O vereador destacou que a situação em Eunápolis contrasta com o discurso oficial de transparência, já que, segundo ele, todos os municípios da Bahia receberam o mesmo selo, independentemente da real prestação de contas ao público. “É um selo distribuído pra todo mundo, mas aqui, nem as empresas contratadas são divulgadas. Como a população pode confiar em algo que ninguém vê?”, questionou.
A crítica também envolveu a ausência de informações sobre emendas parlamentares utilizadas na realização da festa, incluindo valores e destinações. Para o vereador, a população tem o direito de saber onde está sendo investido cada centavo do dinheiro público, especialmente em eventos de grande porte e alto custo.

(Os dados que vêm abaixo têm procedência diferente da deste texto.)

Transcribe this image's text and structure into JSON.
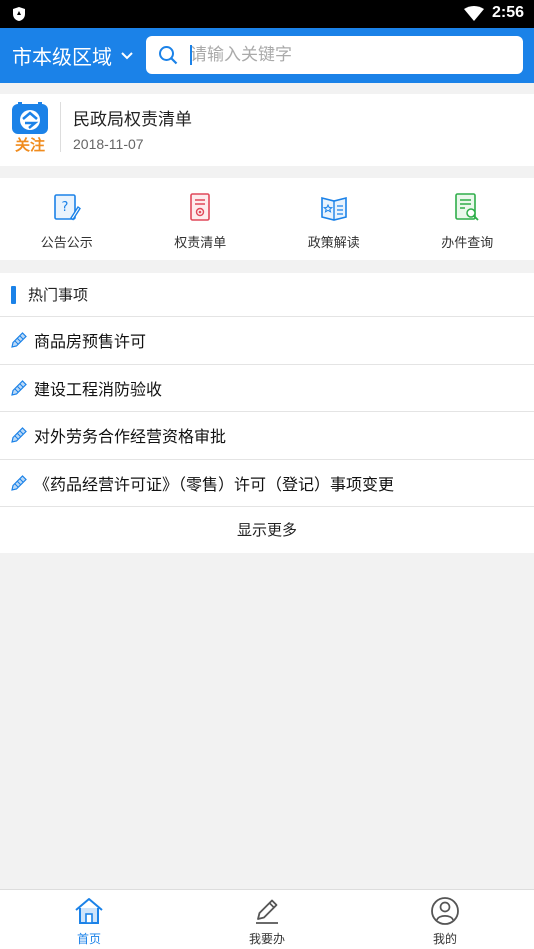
{
  "status_bar": {
    "time": "2:56"
  },
  "header": {
    "region_label": "市本级区域",
    "search_placeholder": "请输入关键字"
  },
  "notice": {
    "logo_text": "关注",
    "title": "民政局权责清单",
    "date": "2018-11-07"
  },
  "quick_links": [
    {
      "label": "公告公示",
      "icon": "question-doc-icon"
    },
    {
      "label": "权责清单",
      "icon": "list-doc-icon"
    },
    {
      "label": "政策解读",
      "icon": "open-book-icon"
    },
    {
      "label": "办件查询",
      "icon": "search-doc-icon"
    }
  ],
  "hot_items": {
    "title": "热门事项",
    "items": [
      "商品房预售许可",
      "建设工程消防验收",
      "对外劳务合作经营资格审批",
      "《药品经营许可证》（零售）许可（登记）事项变更"
    ],
    "more_label": "显示更多"
  },
  "tabs": [
    {
      "label": "首页",
      "icon": "home-icon",
      "active": true
    },
    {
      "label": "我要办",
      "icon": "pencil-icon",
      "active": false
    },
    {
      "label": "我的",
      "icon": "user-icon",
      "active": false
    }
  ],
  "colors": {
    "primary": "#1b82e8",
    "logo_orange": "#f08c1e"
  }
}
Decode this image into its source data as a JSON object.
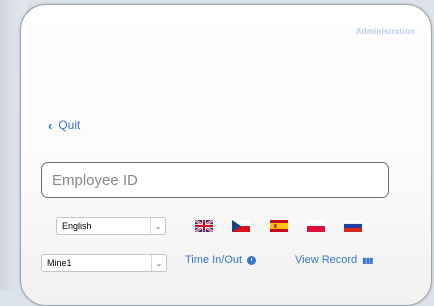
{
  "header": {
    "admin_link": "Administration"
  },
  "quit": {
    "label": "Quit"
  },
  "employee_field": {
    "placeholder": "Employee ID",
    "value": ""
  },
  "language_select": {
    "selected": "English"
  },
  "flags": [
    "united-kingdom-flag",
    "czech-flag",
    "spain-flag",
    "poland-flag",
    "russia-flag"
  ],
  "site_select": {
    "selected": "Mine1"
  },
  "actions": {
    "time_label": "Time In/Out",
    "view_label": "View Record"
  },
  "colors": {
    "accent": "#3a76ca",
    "admin": "#b9cbe6",
    "border": "#6f6f6f"
  }
}
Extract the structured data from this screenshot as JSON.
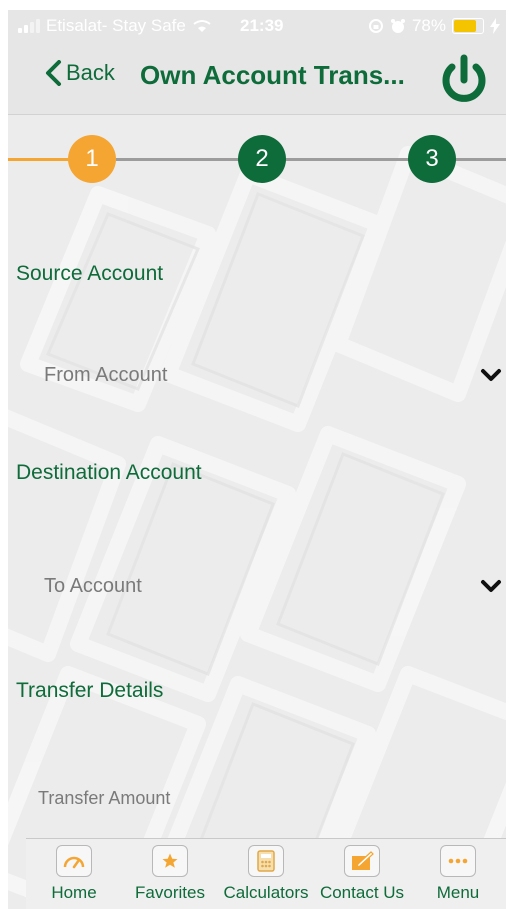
{
  "status_bar": {
    "carrier": "Etisalat- Stay Safe",
    "time": "21:39",
    "battery": "78%",
    "battery_level": 0.78
  },
  "header": {
    "back_label": "Back",
    "title": "Own Account Trans..."
  },
  "stepper": {
    "steps": [
      "1",
      "2",
      "3"
    ],
    "active_index": 0,
    "active_color": "#f4a532",
    "inactive_color": "#0e6b3a"
  },
  "form": {
    "source_heading": "Source Account",
    "from_account": "From Account",
    "destination_heading": "Destination Account",
    "to_account": "To Account",
    "details_heading": "Transfer Details",
    "amount_placeholder": "Transfer Amount"
  },
  "tabs": [
    {
      "label": "Home",
      "icon": "speedometer-icon"
    },
    {
      "label": "Favorites",
      "icon": "star-icon"
    },
    {
      "label": "Calculators",
      "icon": "calculator-icon"
    },
    {
      "label": "Contact Us",
      "icon": "compose-icon"
    },
    {
      "label": "Menu",
      "icon": "more-icon"
    }
  ],
  "colors": {
    "brand_green": "#0e6b3a",
    "accent_orange": "#f4a532"
  }
}
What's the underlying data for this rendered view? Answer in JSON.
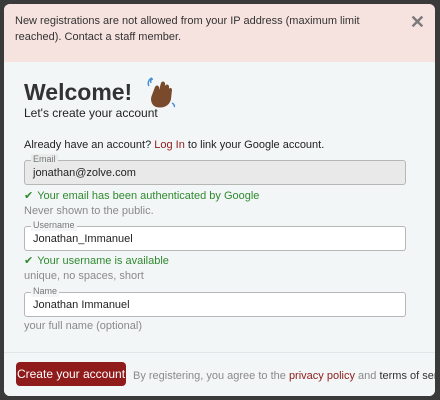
{
  "alert": {
    "message": "New registrations are not allowed from your IP address (maximum limit reached). Contact a staff member.",
    "close": "✕"
  },
  "header": {
    "title": "Welcome!",
    "subtitle": "Let's create your account",
    "wave_icon": "waving-hand-icon"
  },
  "login": {
    "prefix": "Already have an account?",
    "link": "Log In",
    "suffix": "to link your Google account."
  },
  "email": {
    "label": "Email",
    "value": "jonathan@zolve.com",
    "status": "Your email has been authenticated by Google",
    "hint": "Never shown to the public."
  },
  "username": {
    "label": "Username",
    "value": "Jonathan_Immanuel",
    "status": "Your username is available",
    "hint": "unique, no spaces, short"
  },
  "name": {
    "label": "Name",
    "value": "Jonathan Immanuel",
    "hint": "your full name (optional)"
  },
  "footer": {
    "create_button": "Create your account",
    "terms_prefix": "By registering, you agree to the",
    "privacy_link": "privacy policy",
    "and": "and",
    "terms_link": "terms of service",
    "period": "."
  },
  "colors": {
    "accent": "#8f1b1b",
    "success": "#2f8a2f",
    "alert_bg": "#f6e2df"
  }
}
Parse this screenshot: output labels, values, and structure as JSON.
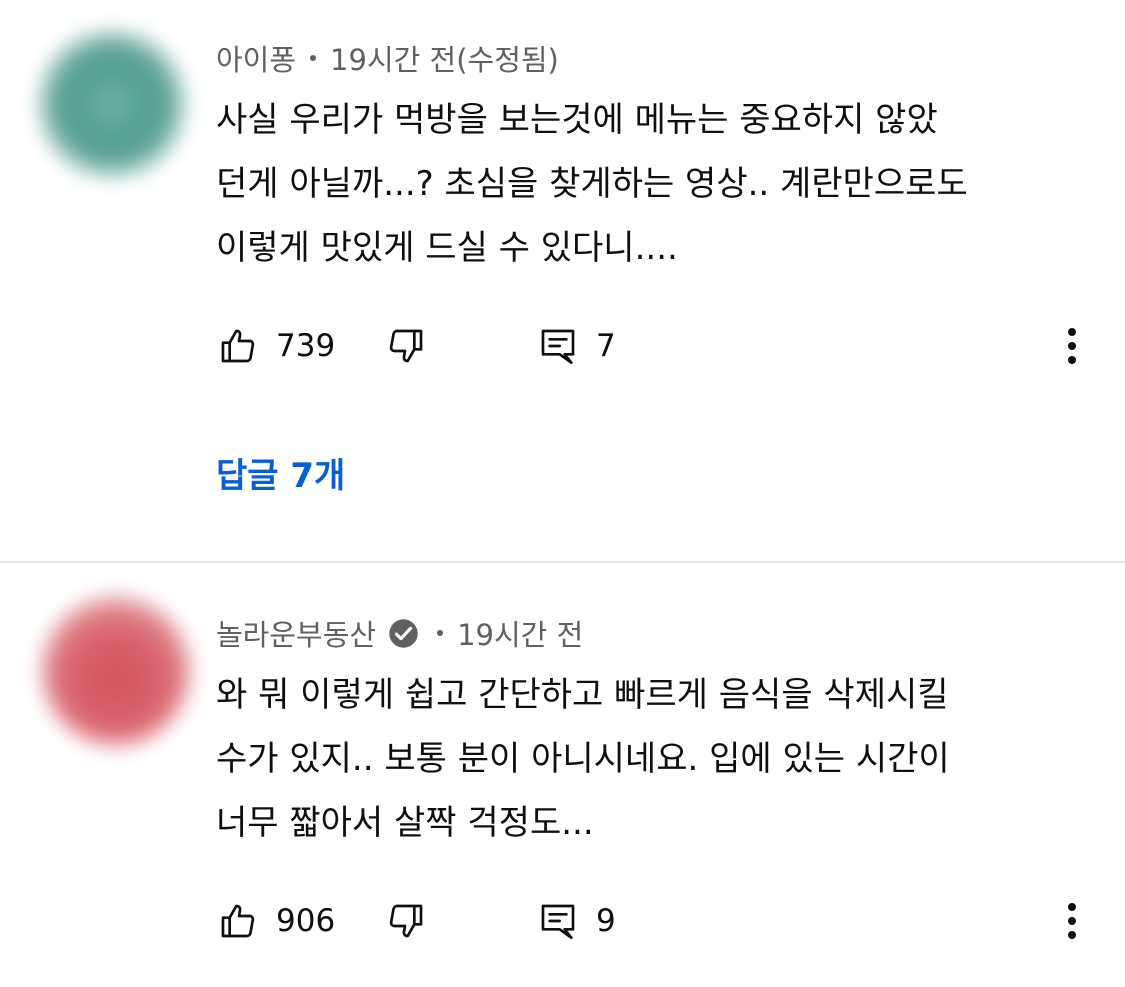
{
  "comments": [
    {
      "author": "아이퐁",
      "time": "19시간 전(수정됨)",
      "verified": false,
      "avatar_color": "#4f9a8e",
      "lines": [
        "사실 우리가 먹방을 보는것에 메뉴는 중요하지 않았",
        "던게 아닐까...? 초심을 찾게하는 영상.. 계란만으로도",
        "이렇게 맛있게 드실 수 있다니...."
      ],
      "likes": "739",
      "replies": "7",
      "replies_link": "답글 7개"
    },
    {
      "author": "놀라운부동산",
      "time": "19시간 전",
      "verified": true,
      "avatar_color": "#d9646e",
      "lines": [
        "와 뭐 이렇게 쉽고 간단하고 빠르게 음식을 삭제시킬",
        "수가 있지.. 보통 분이 아니시네요. 입에 있는 시간이",
        "너무 짧아서 살짝 걱정도..."
      ],
      "likes": "906",
      "replies": "9"
    }
  ],
  "icons": {
    "like": "thumbs-up-icon",
    "dislike": "thumbs-down-icon",
    "reply": "comment-icon",
    "more": "more-vert-icon",
    "verified": "verified-check-icon"
  },
  "colors": {
    "link": "#065fd4",
    "meta": "#606060",
    "text": "#0f0f0f"
  }
}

No encerramento do vídeo, Pastor Renato foi enfático ao fazer um apelo à espiritualidade: “Que Deus nos proteja do atual Governo de Eunápolis”, deixando claro o tom de insatisfação com a administração municipal.
As declarações geraram forte repercussão nas redes sociais, dividindo opiniões. Enquanto parte da população apoia a cobrança por mais clareza nos gastos públicos, aliados do governo acusam o vereador de politizar o tema em um período pré-eleitoral.
Procurada, a Prefeitura de Eunápolis ainda não se manifestou oficialmente sobre as denúncias. A expectativa agora é que os órgãos de controle, como o Ministério Público e o Tribunal de Contas dos Municípios (TCM), acompanhem o caso e verifiquem a veracidade das afirmações.
A fala do vereador levanta um debate relevante: de que serve um selo de transparência se os representantes do povo não têm acesso aos dados que deveriam ser públicos? A festa pode até trazer alegria ao povo, mas a falta de clareza nos bastidores deixa um rastro de desconfiança.